My Stepmother is Great at Burning Things...

But in a good way. She officially makes the best macaroni and cheese I've ever taste, consisting of whole-wheat penne pasta, cheese, bread crumbs and lots of butter. The penne is firm and stands up nicely against the plush texture of the cheese and she burns the heck out of the bread crumbs. I know I sound like a fat kid, but it's deeeeelish. I had 60% of the big dish she made of it last night by myself, and finished off the left overs not more than 10 delightful minutes ago. She also makes the world's only orgasmic potato latkas, which are always best well done (meaning they're both good and, um, good and crispy). Yum. I think I just found a new pre-req for marrying Alex (listen up, Amy). You have to be good at burning food. I'm talkin' hot dogs, mac and cheese (don't worry, I'm sure Jeanette will provide you with the recipe), the little marshmallows on top of sweet potatoes at Thanksgiving. You gotta be hot enough to burn, that's my motto. 

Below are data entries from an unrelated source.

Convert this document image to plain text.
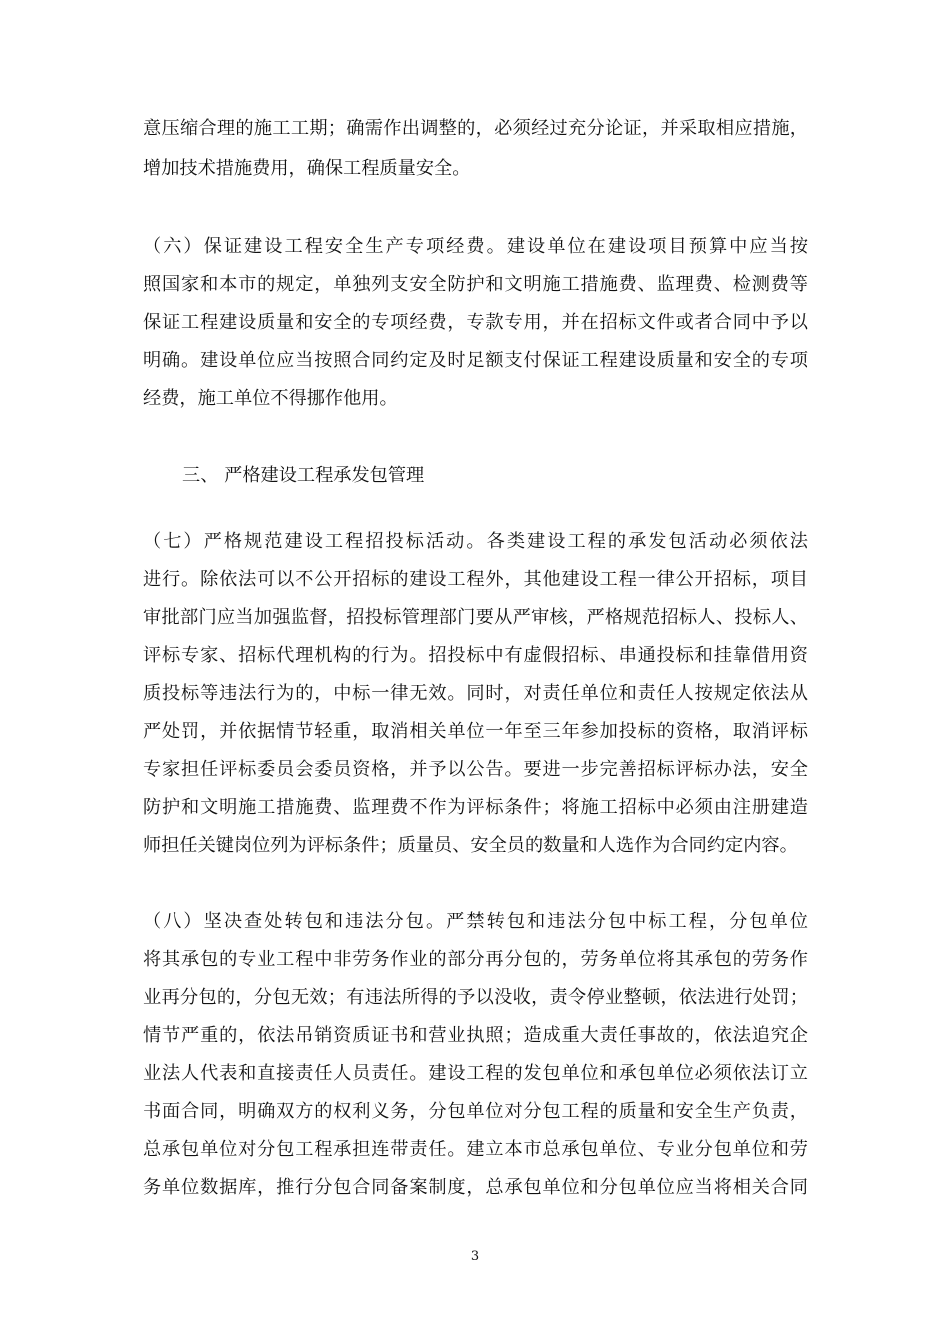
意压缩合理的施工工期；确需作出调整的，必须经过充分论证，并采取相应措施，
增加技术措施费用，确保工程质量安全。
（六）保证建设工程安全生产专项经费。建设单位在建设项目预算中应当按
照国家和本市的规定，单独列支安全防护和文明施工措施费、监理费、检测费等
保证工程建设质量和安全的专项经费，专款专用，并在招标文件或者合同中予以
明确。建设单位应当按照合同约定及时足额支付保证工程建设质量和安全的专项
经费，施工单位不得挪作他用。
三、 严格建设工程承发包管理
（七）严格规范建设工程招投标活动。各类建设工程的承发包活动必须依法
进行。除依法可以不公开招标的建设工程外，其他建设工程一律公开招标，项目
审批部门应当加强监督，招投标管理部门要从严审核，严格规范招标人、投标人、
评标专家、招标代理机构的行为。招投标中有虚假招标、串通投标和挂靠借用资
质投标等违法行为的，中标一律无效。同时，对责任单位和责任人按规定依法从
严处罚，并依据情节轻重，取消相关单位一年至三年参加投标的资格，取消评标
专家担任评标委员会委员资格，并予以公告。要进一步完善招标评标办法，安全
防护和文明施工措施费、监理费不作为评标条件；将施工招标中必须由注册建造
师担任关键岗位列为评标条件；质量员、安全员的数量和人选作为合同约定内容。
（八）坚决查处转包和违法分包。严禁转包和违法分包中标工程，分包单位
将其承包的专业工程中非劳务作业的部分再分包的，劳务单位将其承包的劳务作
业再分包的，分包无效；有违法所得的予以没收，责令停业整顿，依法进行处罚；
情节严重的，依法吊销资质证书和营业执照；造成重大责任事故的，依法追究企
业法人代表和直接责任人员责任。建设工程的发包单位和承包单位必须依法订立
书面合同，明确双方的权利义务，分包单位对分包工程的质量和安全生产负责，
总承包单位对分包工程承担连带责任。建立本市总承包单位、专业分包单位和劳
务单位数据库，推行分包合同备案制度，总承包单位和分包单位应当将相关合同
3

In other news, I lost my car keys for a solid 20 minutes at the gym today before finding them on a couch I forgot I sat on, got yelled at by mom my because she doesn't want me driving by myself to LA, and found out my dad's childhood friend that we never thought would EVER get married is, well, getting married.  I knew I saw a pig fly today...

Right now I'm watching the Spurs-Hornets playoff game (Spurs are losing, thank the lord) and am reminded of how unbelievably jealous of NBA players I am. You live your life always knowing what your career will be because you're tall, you'll always be rich (provided you don't waste it all on marajuana), you get ladies hand over fist (just ask them for an STD test, ask Magic Johnson how that can turn out...), the "office" will always be kinda fun (if you're winning, which I always would because I'd demand a trade to the Mavericks), and you get preferential treatment EVERYWHERE you go (except in opposing team arenas), even while in college (see OJ Mayo). I think I'm just going to declare myself the for the NBA Draft just in case. Who knows, maybe I'll grow a foot in the next few months. 

...or maybe I'll just go be a film intern.